BETHLEHEM — The mother-daughter team of Diane Fallacara and Grace Wolcott have opened Between Heaven and Hell, a petite boutique carrying spiritual, religious and metaphysical goods and more, in a small building adjacent to their historic home at 53 Lakes Rd.
The 10x20-foot space was a storage building outside the 1744 home built for the Rev. Joseph Bellamy until Diane, a long-time art collector, and Grace, an accomplished artisan, decided they needed a “she-shed.”
With help from family, Diane and Grace cleaned out the shed, repainted it and installed shelves and lighting. The result is a shop as fascinating as it is tiny, holding a remarkable collection of items, from crystal skulls to sterling silver jewelry, antique religious medals to rare minerals, artistically arranged in a display that makes use of every inch of space.
Bethlehem residents since 2001, Diane and Grace opened the little shop in October, filling it with items from all over the world, as well as their own creations, much of which they describe as “altered art.”
“Most of our stuff is older,” said Diane. “We call it ‘upcycled.’ We look at something and say I could do something with that!”
One example is a collection of remembrance lockets — repurposed antique watch cases inset with vintage photos and embellished with jewels. One side of the case is left blank to receive a photo of the owner’s choice.
“They’re like little shrines,” said Diane. “You can wear them, you can use them as prayer beads or hang them on the wall.”
Grace enjoys finding old jewelry, taking it apart and recombining the elements to create something new.
“We’ve always been very creative,” said Grace. “We love making this stuff — it’s therapeutic and fun.”
The first thing visitors to Between Heaven and Hell will notice is a preponderance of skulls. There are skulls made from labradorite, from quartz and calcite. Skulls made from fluorite, known for its healing properties, and from chrysocolla, combining azurite, malachite and shattakite.
“You name it, we have it,” said Diane. “They’re all handmade. Each one is different.”
People use crystal skulls for many reasons, the women explained. They can be used for divination, for meditation, for protection and healing.
The shop also offers a selection of gemstone spheres, “crystal balls” of all colors and sizes.
“Some people use these things to connect to the other side, to the spiritual realm,” said Diane. “To me, they’re beautiful pieces of art.”
“Even if the spirituality aspect escapes you, it’s beautiful work,” said Grace.
Since the shop’s opening, people have come from long distances seeking skulls, spheres and other items for their aesthetic beauty as well as for a variety of spiritual and healing practices.
“If somebody buys something in the shop, they can do anything they want with it,” said Diane. “There’s no right or wrong way, it’s for whatever you feel it could be used for.
“But only for good things,” she added.
Which begs the question: Are Diane and Grace witches?
“Not at all,” they laughed, adding that “there’s nothing scary here.”

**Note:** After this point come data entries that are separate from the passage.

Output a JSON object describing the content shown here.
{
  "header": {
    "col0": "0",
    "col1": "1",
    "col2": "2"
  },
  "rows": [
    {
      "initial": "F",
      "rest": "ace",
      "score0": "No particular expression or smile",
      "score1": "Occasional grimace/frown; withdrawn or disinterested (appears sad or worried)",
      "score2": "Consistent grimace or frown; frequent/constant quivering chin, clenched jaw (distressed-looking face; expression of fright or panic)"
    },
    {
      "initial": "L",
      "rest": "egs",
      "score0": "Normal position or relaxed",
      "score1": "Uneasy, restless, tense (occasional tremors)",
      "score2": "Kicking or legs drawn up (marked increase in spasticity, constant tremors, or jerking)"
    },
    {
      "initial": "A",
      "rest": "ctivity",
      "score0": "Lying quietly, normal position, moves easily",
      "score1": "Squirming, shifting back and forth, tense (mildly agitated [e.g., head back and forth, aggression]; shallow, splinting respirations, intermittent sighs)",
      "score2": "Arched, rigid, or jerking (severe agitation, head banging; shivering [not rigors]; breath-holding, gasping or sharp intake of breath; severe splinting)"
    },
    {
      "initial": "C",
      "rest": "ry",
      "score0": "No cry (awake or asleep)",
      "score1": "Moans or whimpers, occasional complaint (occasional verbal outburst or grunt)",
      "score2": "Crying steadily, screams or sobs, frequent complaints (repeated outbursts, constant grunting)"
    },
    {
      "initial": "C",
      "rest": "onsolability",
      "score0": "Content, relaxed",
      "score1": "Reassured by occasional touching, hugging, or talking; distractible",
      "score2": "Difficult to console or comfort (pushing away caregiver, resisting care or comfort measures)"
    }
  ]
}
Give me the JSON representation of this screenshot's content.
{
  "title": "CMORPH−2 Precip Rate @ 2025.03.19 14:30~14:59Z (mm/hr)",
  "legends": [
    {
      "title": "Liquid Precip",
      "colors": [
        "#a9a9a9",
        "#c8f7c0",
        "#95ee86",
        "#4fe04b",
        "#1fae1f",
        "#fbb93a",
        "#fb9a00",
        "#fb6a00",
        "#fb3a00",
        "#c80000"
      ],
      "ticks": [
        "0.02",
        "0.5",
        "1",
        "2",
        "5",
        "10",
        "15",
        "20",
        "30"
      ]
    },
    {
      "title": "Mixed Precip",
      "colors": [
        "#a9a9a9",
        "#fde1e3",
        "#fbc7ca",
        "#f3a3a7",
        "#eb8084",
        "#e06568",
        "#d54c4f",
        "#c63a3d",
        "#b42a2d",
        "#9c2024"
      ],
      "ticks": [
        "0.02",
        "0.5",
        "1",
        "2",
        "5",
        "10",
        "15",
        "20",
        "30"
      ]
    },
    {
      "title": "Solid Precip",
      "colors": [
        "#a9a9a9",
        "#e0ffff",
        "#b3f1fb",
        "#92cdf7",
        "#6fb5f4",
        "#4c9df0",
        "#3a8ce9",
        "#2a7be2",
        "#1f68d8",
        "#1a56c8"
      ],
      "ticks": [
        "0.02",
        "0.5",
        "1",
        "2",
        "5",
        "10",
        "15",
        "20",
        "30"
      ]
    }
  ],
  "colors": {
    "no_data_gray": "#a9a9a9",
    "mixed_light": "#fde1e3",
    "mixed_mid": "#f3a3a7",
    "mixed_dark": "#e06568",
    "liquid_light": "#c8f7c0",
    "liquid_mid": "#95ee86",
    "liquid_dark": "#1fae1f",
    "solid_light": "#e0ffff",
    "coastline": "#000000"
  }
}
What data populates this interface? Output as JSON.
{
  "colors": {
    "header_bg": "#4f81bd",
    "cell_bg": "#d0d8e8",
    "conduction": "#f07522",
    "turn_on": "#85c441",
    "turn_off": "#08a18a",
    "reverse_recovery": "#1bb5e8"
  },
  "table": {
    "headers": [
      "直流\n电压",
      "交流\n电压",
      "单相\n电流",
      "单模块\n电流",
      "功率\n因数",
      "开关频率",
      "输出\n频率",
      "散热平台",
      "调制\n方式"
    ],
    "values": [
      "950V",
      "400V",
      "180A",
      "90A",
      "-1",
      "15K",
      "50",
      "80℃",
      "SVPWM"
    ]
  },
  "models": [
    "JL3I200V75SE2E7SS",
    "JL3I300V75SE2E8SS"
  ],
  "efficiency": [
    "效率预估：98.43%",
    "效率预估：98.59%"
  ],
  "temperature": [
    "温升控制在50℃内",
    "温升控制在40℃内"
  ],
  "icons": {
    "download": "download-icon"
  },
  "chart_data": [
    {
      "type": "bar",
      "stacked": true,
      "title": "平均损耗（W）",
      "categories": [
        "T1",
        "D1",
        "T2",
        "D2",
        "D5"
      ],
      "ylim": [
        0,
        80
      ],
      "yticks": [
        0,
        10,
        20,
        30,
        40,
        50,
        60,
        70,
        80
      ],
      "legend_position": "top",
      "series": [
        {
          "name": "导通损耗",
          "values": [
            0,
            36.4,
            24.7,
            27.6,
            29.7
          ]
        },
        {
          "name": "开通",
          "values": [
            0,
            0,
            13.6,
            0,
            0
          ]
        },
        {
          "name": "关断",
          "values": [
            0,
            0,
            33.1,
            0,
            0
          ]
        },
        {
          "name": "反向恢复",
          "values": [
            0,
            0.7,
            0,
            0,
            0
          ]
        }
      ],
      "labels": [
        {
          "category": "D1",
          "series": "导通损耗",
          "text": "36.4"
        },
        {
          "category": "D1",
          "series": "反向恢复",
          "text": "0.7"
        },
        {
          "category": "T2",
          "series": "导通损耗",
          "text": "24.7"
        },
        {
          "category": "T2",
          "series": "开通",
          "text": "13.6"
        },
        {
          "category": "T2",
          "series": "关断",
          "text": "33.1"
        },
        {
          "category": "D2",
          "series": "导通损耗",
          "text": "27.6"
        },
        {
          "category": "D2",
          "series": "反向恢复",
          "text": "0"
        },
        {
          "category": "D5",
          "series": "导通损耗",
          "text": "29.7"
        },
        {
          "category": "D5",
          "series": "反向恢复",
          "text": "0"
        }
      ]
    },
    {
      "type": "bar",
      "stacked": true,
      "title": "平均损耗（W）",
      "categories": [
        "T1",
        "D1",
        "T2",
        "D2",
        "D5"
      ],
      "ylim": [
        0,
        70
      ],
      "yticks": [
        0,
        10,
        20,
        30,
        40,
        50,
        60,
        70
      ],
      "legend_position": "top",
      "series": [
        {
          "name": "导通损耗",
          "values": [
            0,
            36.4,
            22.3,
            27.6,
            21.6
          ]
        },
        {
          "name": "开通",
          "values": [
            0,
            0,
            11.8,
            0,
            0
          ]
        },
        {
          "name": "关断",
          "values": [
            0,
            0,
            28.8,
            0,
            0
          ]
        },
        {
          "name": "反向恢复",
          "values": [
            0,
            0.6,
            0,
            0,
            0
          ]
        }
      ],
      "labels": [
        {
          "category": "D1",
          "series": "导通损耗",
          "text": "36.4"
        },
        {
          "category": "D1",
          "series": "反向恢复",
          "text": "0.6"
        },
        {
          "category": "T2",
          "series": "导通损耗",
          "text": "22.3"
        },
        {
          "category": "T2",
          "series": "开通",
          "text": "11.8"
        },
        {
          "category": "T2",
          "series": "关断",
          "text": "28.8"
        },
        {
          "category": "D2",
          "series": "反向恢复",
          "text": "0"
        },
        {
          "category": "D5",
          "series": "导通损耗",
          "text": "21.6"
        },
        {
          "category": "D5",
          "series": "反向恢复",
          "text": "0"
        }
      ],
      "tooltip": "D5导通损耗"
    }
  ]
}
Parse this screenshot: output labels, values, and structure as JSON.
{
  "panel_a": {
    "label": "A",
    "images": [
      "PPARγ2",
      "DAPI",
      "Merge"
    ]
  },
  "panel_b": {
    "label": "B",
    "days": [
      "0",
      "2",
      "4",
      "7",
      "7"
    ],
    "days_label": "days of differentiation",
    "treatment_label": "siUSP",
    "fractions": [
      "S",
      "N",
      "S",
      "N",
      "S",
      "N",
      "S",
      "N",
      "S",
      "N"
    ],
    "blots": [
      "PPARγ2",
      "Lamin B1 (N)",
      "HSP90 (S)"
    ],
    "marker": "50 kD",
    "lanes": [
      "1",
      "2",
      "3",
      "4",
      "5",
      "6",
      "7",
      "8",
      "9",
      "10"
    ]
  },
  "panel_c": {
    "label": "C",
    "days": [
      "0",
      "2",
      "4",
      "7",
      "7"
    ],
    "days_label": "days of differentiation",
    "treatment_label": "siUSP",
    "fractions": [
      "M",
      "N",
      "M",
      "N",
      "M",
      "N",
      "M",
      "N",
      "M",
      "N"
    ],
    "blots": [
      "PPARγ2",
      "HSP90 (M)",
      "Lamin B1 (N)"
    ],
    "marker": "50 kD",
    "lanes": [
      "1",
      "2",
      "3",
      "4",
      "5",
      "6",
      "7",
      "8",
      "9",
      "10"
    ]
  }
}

Grace is the mother of two young children and an ICU nurse at Danbury Hospital.
Diane is a Reiki master, an ordained nondenominational minister, a life coach and a crystal therapy practitioner.
They describe themselves as “spiritual, not rigidly religious,” but Diane noted that she holds “an affinity for the Blessed Mother.”
That affinity is reflected in a number of the shop’s offerings. There are antique medals from the 1800s, signed by the medal artist; vintage religious statuary, some restored and embellished; and rosary beads for every taste.
For those not seeking the religious, the spiritual or the metaphysical, there are authentic Art Deco lithographs in the style of Maxwell Parish, a line of scents and a case filled with traditional sterling silver pendants, rings and bracelets.
There is a large selection of wire-wrapped gemstone jewelry, most made by Grace, along with her cleverly repurposed vintage jewelry and hand-embellished “boho chic” pieces.
“I’m big into finding something old and making it new again,” she said.
Diane and Grace share a vast knowledge of minerals and the shop contains a beautiful selection of crystals in their natural state.
“We’re going to be carrying coins from the 1800s to the early 1900s,” said Diane. “We also have cats, owls, handmade fairy sculptures — a little bit of everything!”
If you don’t see exactly what you’re looking for at Between Heaven and Hell, chances are that it’s in the attic of their house next door and available at www.HeavenHell.shop, Grace and Diane’s online store.
“This is the tip of the iceberg to what we actually have,” said Grace. “We have more than 5,400 items on our website. We have antique prints, Catholic items, Christian items, crystal healing items.”
As for the name of the shop, well...
“Everything on earth is somewhere between heaven and hell,” said Grace. “It represents all the aspects of what we have here. It’s all inclusive.
“It’s a cool, funny name, and we’re cool, funny people!”
Between Heaven and Hell is open from 11 a.m. to 2 p.m. Friday and Saturday through the holiday season, and by appointment. In January, hours will revert to 11 a.m. to 2 p.m. Saturdays only.